Called Project Amad, Iran was forced to shelve the program in 2003 after pressure was put on the regime in the wake of the Gulf War.
"But it didn't shelve its nuclear ambitions," he said, so Iran devised a plan to preserve its nuclear know-how and to "future develop its nuclear-weapons-related capabilities."
"That plan came directly from Iran's top leadership," Netanyahu said.
The mullah-led regime, he emphasized, "intensified its efforts to hide its nuclear files" after signing the agreement in 2015.
In 2017, it moved the nuclear files to a "highly secret location" in Tehran, Netanyahu said.
"We can now prove that Project Ahmad was a comprehensive program to design, produce and test nuclear weapons," said the prime minister.
Iran is secretly storing the files, Netanyahu said, "to use at a time of its choice to develop nuclear weapons."
He pointed to a document in the Iranian archive with a directive from the head of Project Amad, Mohsen Fakhrizadeh, who is quoted saying, "The general aim is to announce the closure of Project Amad."
However, Fakhrizadeh continued, "special activities will be carried out under the title of scientific knowhow development."
When Netanyahu read the words "special activities," he commented, "You know what that is," implying it meant nuclear-weapons development.
That weapons development, the Israeli leader, said is being carried out at the moment by a special unit within Iran's defense ministry, SPND, led by Fakhrzadeh himself.
Project Amad, he said, contains the five key components necessary to carry out a nuclear weapons program: designing nuclear weapons, developing nuclear cores, building nuclear implosion systems, preparing nuclear tests and integrating nuclear warheads on missiles.
Israel obtained 55,000 pages of records and another 55,000 files on 183 CDs, said Netanyahu, that included documents showing Iran is developing ballistic missiles capable of holding five warheads that each have the capacity of a Hiroshima-sized bomb.
See Netanyahu's presentation:
The "incriminating" documents, photos and videos, he said, have been shared with the U.S., which had verified their authenticity.
Already, he said, Iran has ballistic missiles with a range of 1,200 miles, capable of reaching Riyadh, Tel Aviv and Moscow, "but they are working on far, far greater ranges."

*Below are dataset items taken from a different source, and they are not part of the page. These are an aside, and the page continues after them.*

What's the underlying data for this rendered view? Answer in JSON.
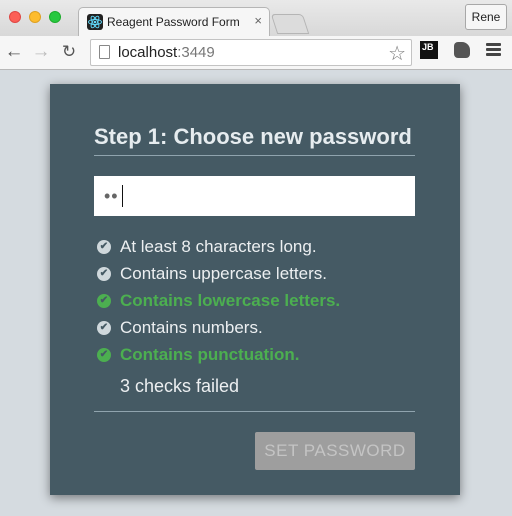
{
  "browser": {
    "tab_title": "Reagent Password Form",
    "tab_close": "×",
    "profile_name": "Rene",
    "url_host": "localhost",
    "url_port": ":3449",
    "icons": {
      "back": "←",
      "forward": "→",
      "reload": "↻",
      "star": "☆",
      "extension_jb": "JB"
    }
  },
  "form": {
    "title": "Step 1: Choose new password",
    "password_value": "••",
    "checks": [
      {
        "label": "At least 8 characters long.",
        "passed": false
      },
      {
        "label": "Contains uppercase letters.",
        "passed": false
      },
      {
        "label": "Contains lowercase letters.",
        "passed": true
      },
      {
        "label": "Contains numbers.",
        "passed": false
      },
      {
        "label": "Contains punctuation.",
        "passed": true
      }
    ],
    "check_mark": "✔",
    "summary": "3 checks failed",
    "submit_label": "SET PASSWORD"
  },
  "colors": {
    "card_bg": "#455a64",
    "page_bg": "#d5dbe0",
    "pass": "#4caf50",
    "fail": "#cfd8dc"
  }
}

Trump and Netanyahu have said any agreement with Iran must address Iran's support for jihadists in the region and its development of long-range ballistic missiles.
See Trump's response:
The two leaders also want to eliminate provisions in the current agreement that expire over the next decade.
Iran's Supreme Leader Ayatollah Ali Khamenei said Monday on his website that the time when Iran's enemies can "hit and run" is over.
"They know if they enter military conflict with Iran, they will be hit multiple times," he said.